Einfach edel auch der Auftakt: die hauchzarte Quiche, duftend nach schaumig geschmolzenem Rohmilchkäse, gehört zu den Esserlebnissen, an die ich mich auch noch nach Jahren erinnern werde. Die Forelle aus dem Schwarzwälder Würzbachtal ist als Trikolore angerichtet: ein Streifen mit Fischfond eingekochte Meerettichsahne, das Filet, ein Streifen junge Erbsen – in seiner radikalen Reduktion eine perfekte Trilogie. Zu der die glasweise zu höchst zivilen Preisen angebotenen Württemberger Weißweine vorzüglich passen. Klar, daß der Ziegenfrischkäse aus dem Naturpark Schönbuch mit karamellisierter Gaishirtle-Birne ein signature dish werden mußte. Das Aromen- und Texturspiel mit salziger Filoteigkruste und der an Kastanienhonig erinnernden Frucht ist salopp gesagt eine Wucht.

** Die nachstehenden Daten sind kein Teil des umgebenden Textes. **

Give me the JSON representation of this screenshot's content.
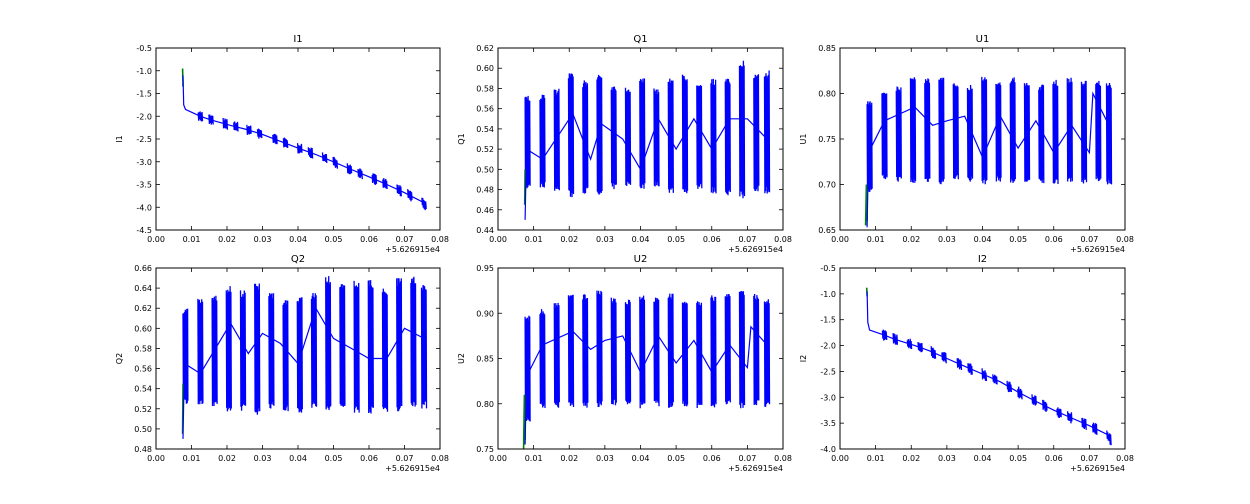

Süßwasserfisch will mit Delikatesse behandelt werden. Oft sind die schonenden traditionellen Rezepte das Ideale, um den zarten Eigenschmack zu betonen. Das mit knusprigen Panko-Bröseln herausgebackene Wallerfilet mit beurre blanc und nur scheinbar braven, aber höchst geschmacksintensiven Petersilkartoffeln ist ein Genuß, der den Fisch gelungen umschmeichelt. De rigueur das Alblamm, einmal geschmort, einmal rosig gebraten, serviert mit breiten Bohnen – die rahmig aufgeschlagene und krustig gebackene Polenta ein kleines Meisterwerk als Beilage.

Überraschend ausgerechnet die Kutteln. Ich hatte das Gefühl, daß die köstlich intensive Rotweinsuppe, angereichert mit Gewürzen und feingeschnippselter Gemüsebrunoise, das fleischliche Grundprodukt doch ziemlich übertönt – eine Konzession an die Innereien-Skepsis vieler Landsleute, die ich von Vincent Klink nicht erwartet habe? Aber der Mann hat ja noch viele andere Kuttelrezepte auf Lager.

Der Mut zur klassischen Reduktion auch beim Dessert: Schokoladenpudding mit Vanille-Eis, so ein trotzig unkreatives Finale muss man sich im Sternesegment erstmal trauen. Bescheidung auf zwei Geschmäcker, basta: dunkle, intensive Valrhona-Schokolade, selbstgerührtes Gefrorenes mit den schwarzen Pünktchen aus der Bourbon-Schote. Einfach köstlich.

So bleibt der Vordenker qualitätsvoller deutscher Regionalküche ein frankophiler Querdenker mit schwäbischer Identität, der sich die klassische Butter nicht vom Brot nehmen lässt und sich erfrischenderweise dem omnipräsenten Kreativitätsdiktat verweigert. Gerade dadurch hat die Wielandshöhe die unverwechselbare Küchenlinie gefunden, von der so viele Jungköche schwärmen.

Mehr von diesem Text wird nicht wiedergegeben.